On Wednesday, July 18, lecturer Mark Harvey and his Aardvark Jazz Orchestra will perform two sets of Aardvark originals plus Ellington, Gershwin and blues at 8:30 p.m. at the Regattabar at the Charles Hotel in Harvard Square. Tickets are $10.
"What kind of project would an artist-in-residence at MIT come up with?" asked ABC "Nightline" executive producer Leroy Sievers. The July 6 broadcast featured a report by Robert Krulwich on Joe Davis, research affiliate in the Department of Biology and included a look at Davis's paramecium fishing contraption -- deep-sea fishing equipment mechanically rigged to a drop of pond water. "[Davis] comes up with all sorts of ideas that no one ever thought of before, and then enlists the considerable brain power there to turn them into reality," said Sievers. "I've always believed that part of our job as journalists is to take people places they've never been, and to show them things they've never seen.

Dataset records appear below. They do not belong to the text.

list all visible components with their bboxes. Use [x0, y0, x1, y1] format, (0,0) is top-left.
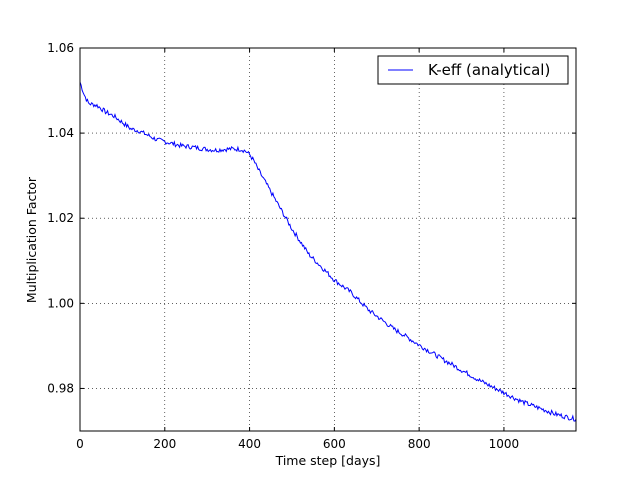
y-tick-label: 1.06 — [47, 41, 74, 55]
x-tick-label: 1000 — [489, 437, 520, 451]
x-tick-label: 400 — [238, 437, 261, 451]
y-tick-label: 1.00 — [47, 296, 74, 310]
legend: K-eff (analytical) — [377, 55, 569, 85]
grid-lines — [80, 48, 576, 431]
legend-label: K-eff (analytical) — [428, 61, 550, 79]
y-tick-label: 1.02 — [47, 211, 74, 225]
x-axis-label: Time step [days] — [275, 453, 381, 468]
x-tick-label: 800 — [408, 437, 431, 451]
y-tick-label: 0.98 — [47, 381, 74, 395]
axis-ticks — [79, 47, 576, 431]
series-line-k-eff — [80, 81, 576, 422]
x-tick-label: 0 — [76, 437, 84, 451]
y-tick-label: 1.04 — [47, 126, 74, 140]
tick-labels: 0 200 400 600 800 1000 0.98 1.00 1.02 1.04 1.06 — [47, 41, 519, 451]
plot-frame — [79, 47, 577, 432]
x-tick-label: 600 — [323, 437, 346, 451]
x-tick-label: 200 — [153, 437, 176, 451]
y-axis-label: Multiplication Factor — [24, 176, 39, 303]
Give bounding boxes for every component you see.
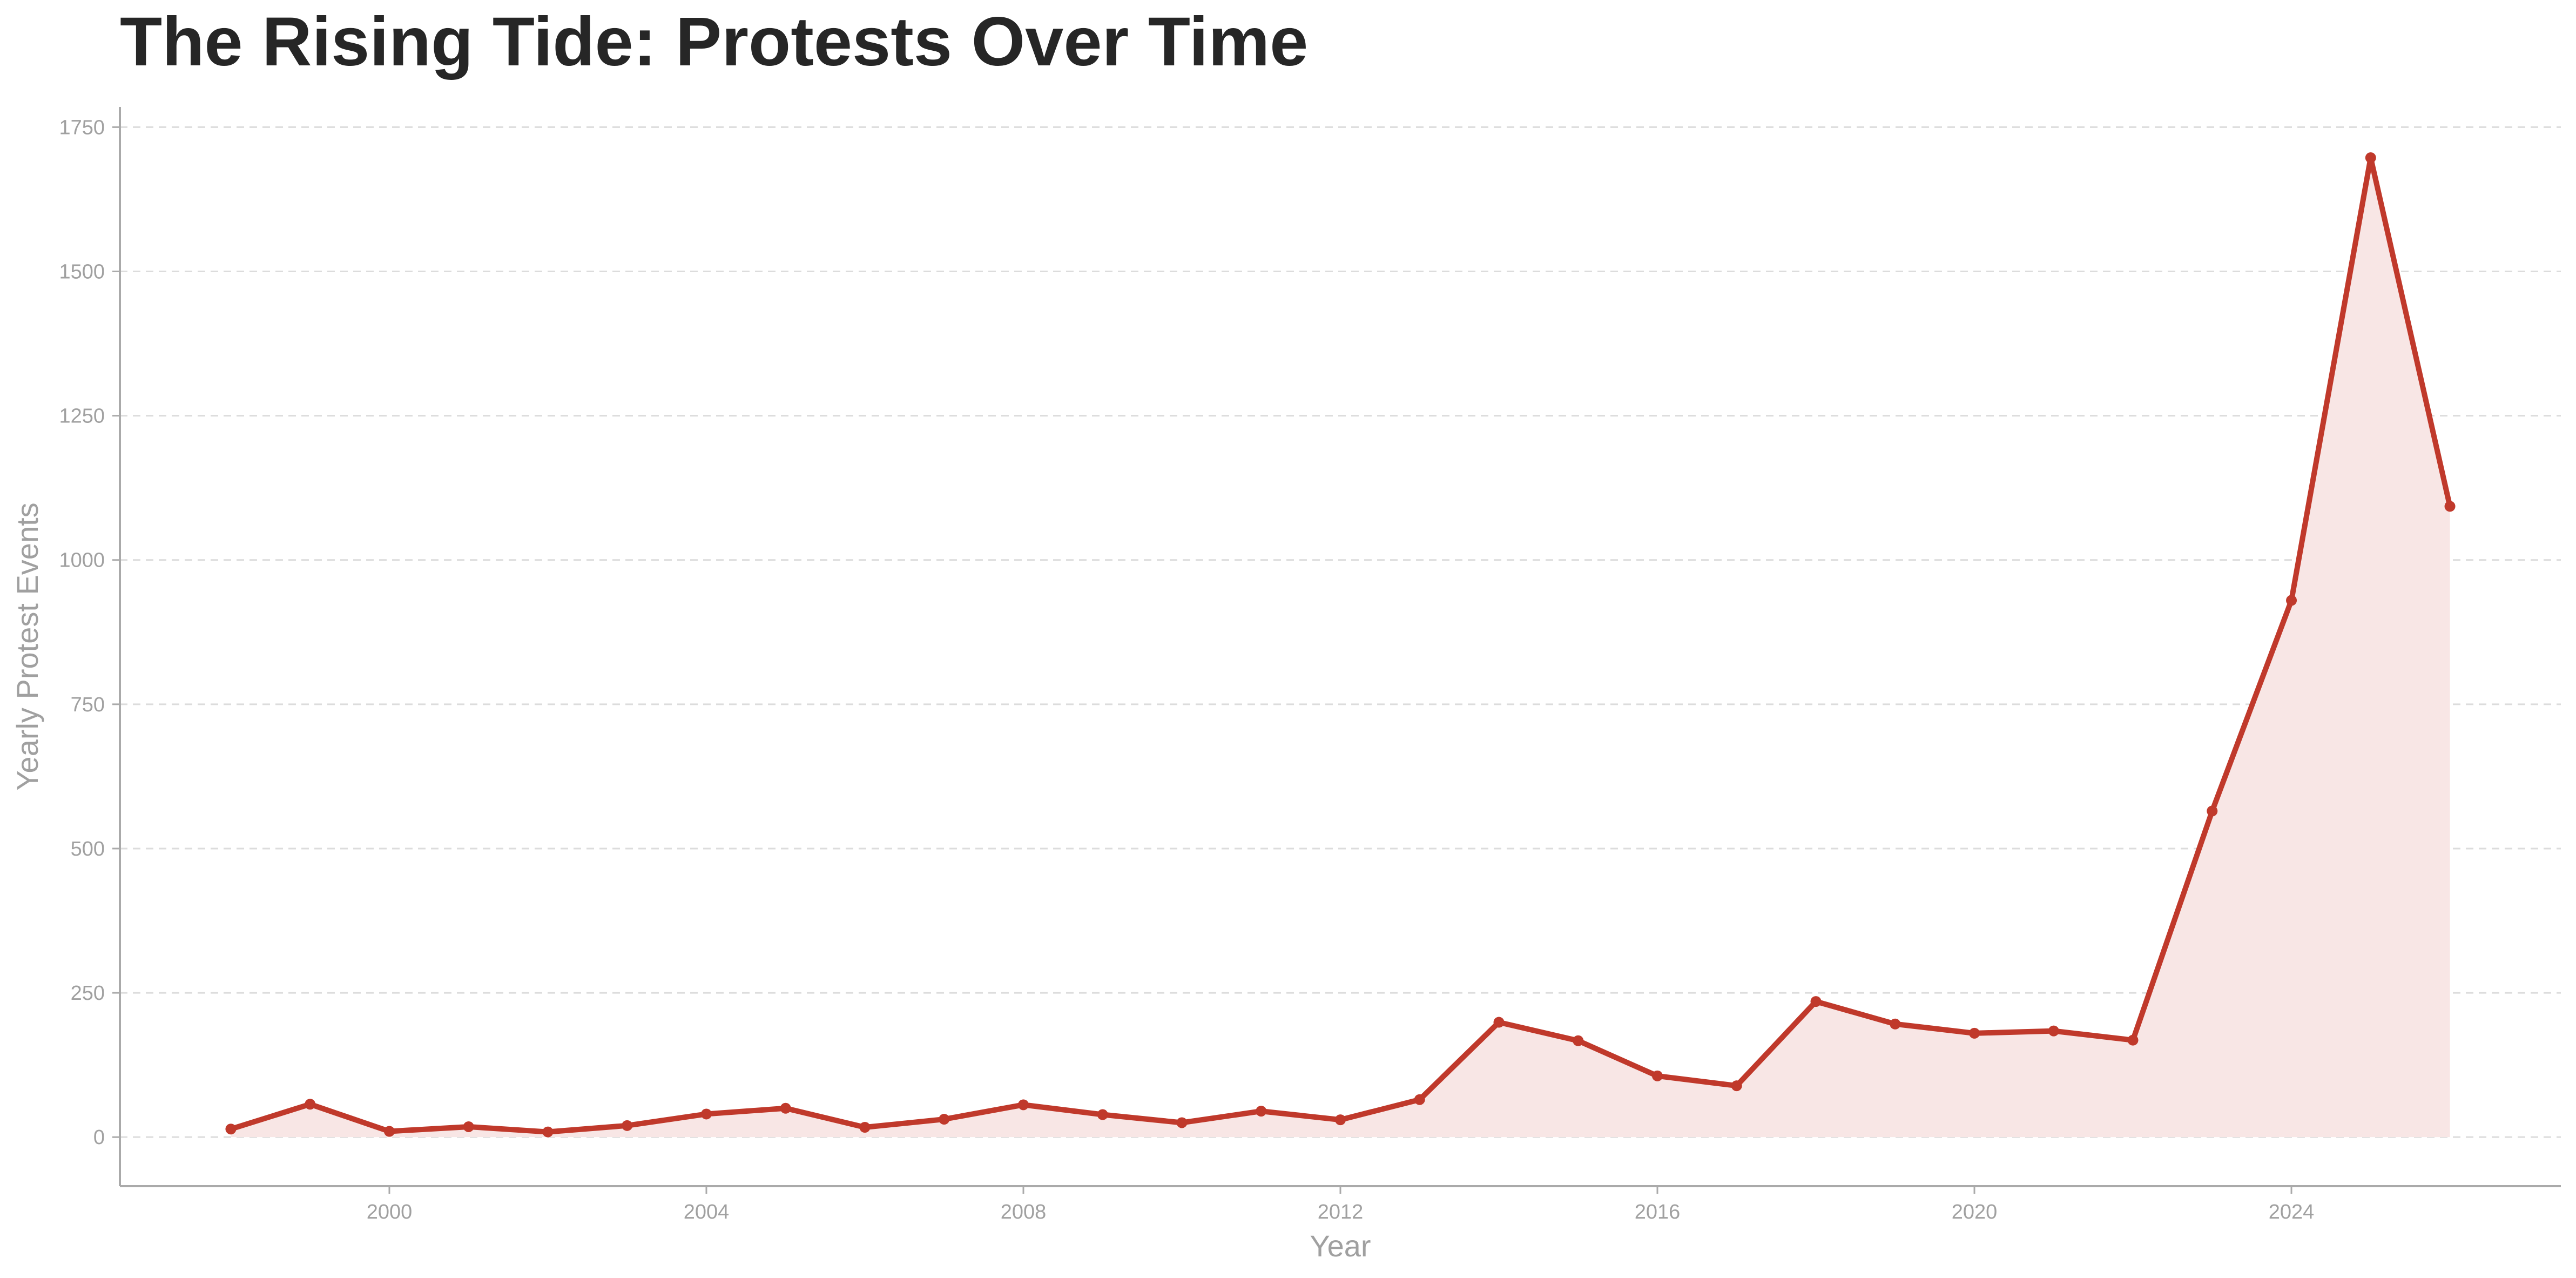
data-point-2006 bbox=[859, 1122, 871, 1133]
data-point-2007 bbox=[939, 1114, 950, 1125]
data-point-2014 bbox=[1493, 1017, 1505, 1028]
x-tick-label: 2024 bbox=[2269, 1201, 2315, 1223]
data-point-2025 bbox=[2365, 152, 2376, 164]
data-point-2015 bbox=[1573, 1035, 1584, 1046]
data-point-2017 bbox=[1731, 1080, 1742, 1092]
data-point-2018 bbox=[1810, 996, 1822, 1007]
data-point-2001 bbox=[463, 1121, 474, 1132]
data-point-2023 bbox=[2207, 805, 2218, 817]
x-tick-label: 2004 bbox=[684, 1201, 730, 1223]
x-tick-label: 2008 bbox=[1001, 1201, 1047, 1223]
y-tick-label: 1500 bbox=[59, 261, 105, 284]
y-tick-label: 1000 bbox=[59, 549, 105, 572]
y-tick-label: 250 bbox=[71, 982, 105, 1005]
data-point-2002 bbox=[542, 1126, 554, 1138]
data-point-2026 bbox=[2444, 501, 2456, 512]
data-point-2011 bbox=[1256, 1106, 1267, 1117]
data-point-2008 bbox=[1017, 1099, 1029, 1111]
x-axis-label: Year bbox=[1310, 1229, 1371, 1263]
data-points bbox=[225, 152, 2456, 1138]
data-point-2019 bbox=[1890, 1018, 1901, 1030]
y-axis-label: Yearly Protest Events bbox=[10, 502, 44, 790]
data-point-2004 bbox=[700, 1108, 712, 1120]
chart-title: The Rising Tide: Protests Over Time bbox=[120, 3, 1309, 80]
tick-labels: 0 250 500 750 1000 1250 1500 1750 2000 2004 2008 20… bbox=[59, 116, 2314, 1223]
x-tick-label: 2020 bbox=[1952, 1201, 1998, 1223]
data-point-2000 bbox=[383, 1126, 395, 1137]
series-line bbox=[228, 155, 2453, 1135]
data-point-2022 bbox=[2127, 1034, 2139, 1046]
data-point-2009 bbox=[1097, 1109, 1108, 1120]
data-point-2010 bbox=[1176, 1117, 1188, 1128]
area-fill-group bbox=[231, 158, 2450, 1138]
y-tick-label: 0 bbox=[93, 1126, 105, 1149]
data-point-2021 bbox=[2048, 1025, 2059, 1037]
x-tick-label: 2000 bbox=[367, 1201, 413, 1223]
area-fill bbox=[231, 158, 2450, 1138]
data-point-2024 bbox=[2286, 595, 2297, 606]
data-point-2012 bbox=[1335, 1114, 1346, 1126]
data-point-1998 bbox=[225, 1124, 237, 1135]
data-point-2005 bbox=[780, 1102, 791, 1114]
data-point-2003 bbox=[622, 1120, 633, 1131]
y-tick-label: 1750 bbox=[59, 116, 105, 139]
x-tick-label: 2016 bbox=[1635, 1201, 1681, 1223]
y-tick-label: 500 bbox=[71, 838, 105, 860]
data-point-1999 bbox=[305, 1099, 316, 1110]
y-tick-label: 1250 bbox=[59, 405, 105, 428]
x-tick-label: 2012 bbox=[1318, 1201, 1364, 1223]
y-tick-label: 750 bbox=[71, 694, 105, 716]
data-point-2016 bbox=[1652, 1070, 1663, 1081]
axes bbox=[112, 107, 2561, 1194]
data-point-2020 bbox=[1969, 1027, 1980, 1039]
data-point-2013 bbox=[1414, 1094, 1425, 1105]
series-line-group bbox=[228, 155, 2453, 1135]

I guarantee you that you have never seen anything like this before."
Kelly Heaton, recently a research affiliate in the Center for Advanced Visual Studies, is the creator of "Reflection Loop," an interactive installation based on a Furby doll currently on view at the DeCordova Museum's annual exhibition. The Boston Globe's Cate McQuaid wrote, "The most ambitious element of her installation is "The Pool," a wall made of Furby eyes and beaks ... Comical and frightening at once, this is just a toy version, Heaton implies, of what we are doing to humankind." Ms. Heaton earned an SM from the Media Lab in 2000.
A version of this article appeared in MIT Tech Talk on July 18, 2001.